Le Cep réunit des animateurs de Pec Isère et des chercheurs : Pierre Muller et Françoise Gerbaux, de Sciences Po et François Pernet de l’Inra. Ce dernier, rapidement, inverse la proposition qui sous-tend la thématique de départ en posant la question : "pourquoi y a-t-il encore des paysans en montagne aujourd’hui ? S’ils avaient suivi les conseils qui leur ont été donnés, ils auraient disparu !"
Le Cep décide alors, pour répondre à cette interrogation, d’entreprendre des visites d’exploitations agricoles et des interviews d’agriculteurs. La question qui leur est posée est : "Pourquoi êtes-vous encore là et comment faites-vous pour exister ?"
Cette attitude provoque un premier étonnement de la part des agriculteurs qui disent : "comment se fait-il que vous nous posiez des questions ? D’ordinaire, on vient nous dire ce qu’il faut faire !"
Du coup, l’intérêt est réciproque et un groupe se constitue autour de trois types de personnes : des animateurs de Pec Isère, des chercheurs de l’Université de Grenoble [1] et des paysans. Le groupe élabore une réflexion et met en œuvre des actions. Des dates jalonneront cette histoire :
- 1979, lancement du Cep rural et visites d’exploitations ; émergence de thèmes sur lesquels se constituent des groupes de travail avec l’objectif d’abolir les obstacles au développement des petites exploitations de montagne, en travaillant les questions de mécanisation, de transformation des produits, de commercialisation, des relations entre éleveur et vétérinaire, d’accueil à la ferme…

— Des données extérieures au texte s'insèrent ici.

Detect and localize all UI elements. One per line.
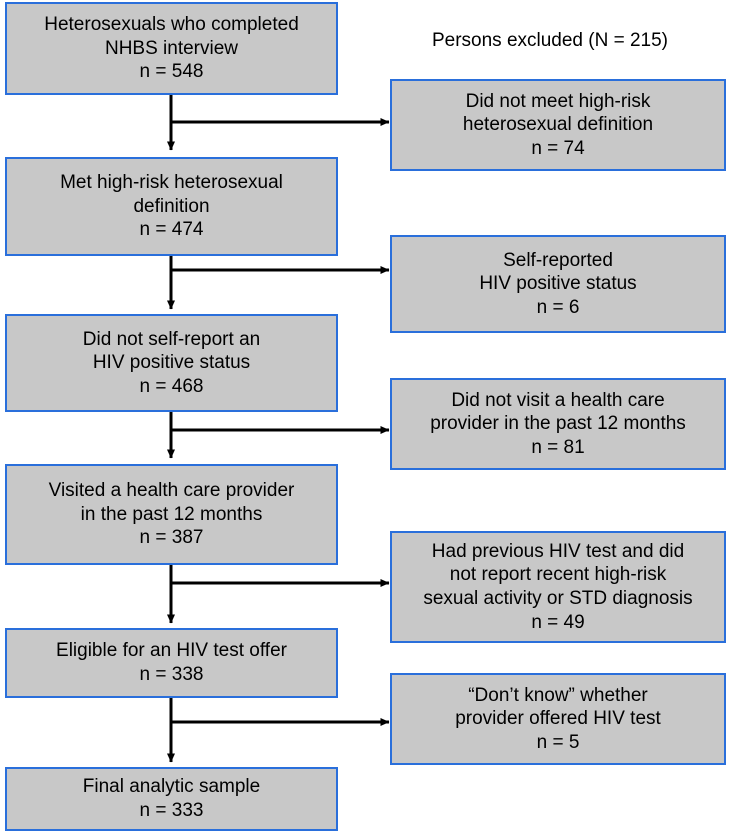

- 1981, la revue Alternatives paysannes est créée et publie les analyses élaborées dans les groupes de travail qui continuent leur réflexion ;
- 1982, premier tournant, avec l’invention du concept de "paysan-animateur". L’idée est que, pour développer les thèmes de réflexion, il faut que les groupes soient animés par des paysans et non par des animateurs professionnels. Dix paysans-animateurs sont
alors mis en fonction. Ils sont remplacés sur leurs exploitations pendant 20 heures chaque semaine pour assurer l’animation de groupes.

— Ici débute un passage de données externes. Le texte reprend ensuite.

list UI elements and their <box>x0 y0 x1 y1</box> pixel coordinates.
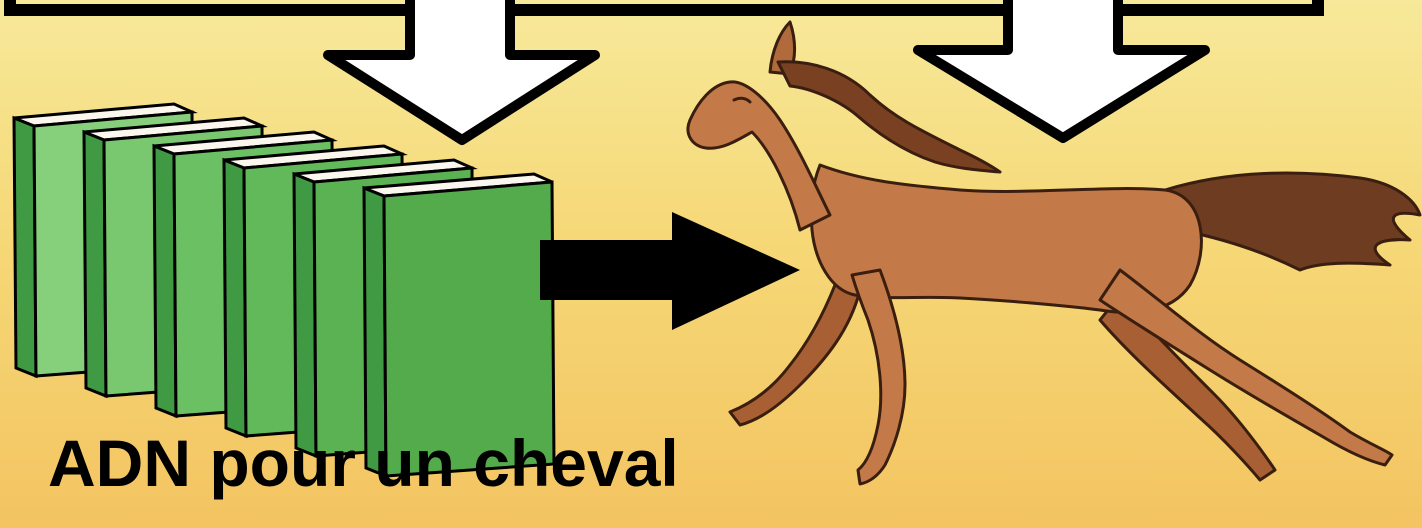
down-arrow-icon <box>328 0 595 140</box>
horse-head-neck <box>688 82 830 230</box>
book-spine <box>154 146 176 416</box>
horse-tail <box>1165 173 1420 270</box>
diagram-caption: ADN pour un cheval <box>48 430 679 496</box>
down-arrow-icon <box>918 0 1205 138</box>
book-spine <box>224 160 246 436</box>
book-spine <box>84 132 106 396</box>
book-spine <box>294 174 316 456</box>
book-spine <box>14 118 36 376</box>
book-stack <box>14 104 554 476</box>
horse-near-fore-leg <box>852 270 905 484</box>
right-arrow-icon <box>540 212 800 330</box>
horse-far-fore-leg <box>730 285 860 425</box>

Ce dispositif permet de concrétiser des projets comme le yéti (un tracteur de montagne auto-constructible qui remporte un vrai succès) ou la mutuelle éleveurs / vétérinaires qui est rapidement montée ;
- 1985, l’avancée de la réflexion sur les systèmes d’exploitation amène Pierre Muller à proposer le concept "d’exploitant rural" ;
- 1986, une rencontre avec l’équipe de Bertrand Schwartz qui travaille sur les nouvelles qualifications permet d’avancer vers la mise en place d’une nouvelle formation pour ce nouveau métier d’exploitant rural ;
- 1986-87, une promotion entreprend la formation d’exploitant rural sur deux ans ;
- 1986, création de Relier qui cadre les rencontres nationales organisées depuis 1981 ;
- 1987, création de l’Accueil Paysan ;
- 1992, création d’ Asfodel qui reprend le flambeau de Pec Isère pour la formation.
Les points dominants qui caractérisent cette histoire :
- au point de départ, l’inversion, par un intellectuel, d’une idée d’intellectuels ;
- l’alliance réussie entre des paysans, des chercheurs et des animateurs : "la mayonnaise prend" et les conditions sont réunies pour que se construisent un discours et une analyse ;
- dans la période 82/85 le débat porte sur la question de savoir si les pratiques paysannes sont des pratiques de résistance (thèse de Pernet) ou des expériences novatrices ; La seconde thèse l’emporte et débouche sur la définition d’un nouveau métier pour lequel sera construite une nouvelle formation
- dès le début du processus, il y a eu recherche d’élargissement des contacts aux niveaux régional et national, avec volonté d’ouverture au milieu rural et au-delà ;
- la méthode de travail est très pragmatique : l’adaptation aux questions émanant des expériences locales est permanent ;
- le respect de la "parole paysanne" (c’est le nom d’une rubrique d’ Alternatives paysannes - puis Alternatives rurales), mise en perspective avec des analyses plus générales.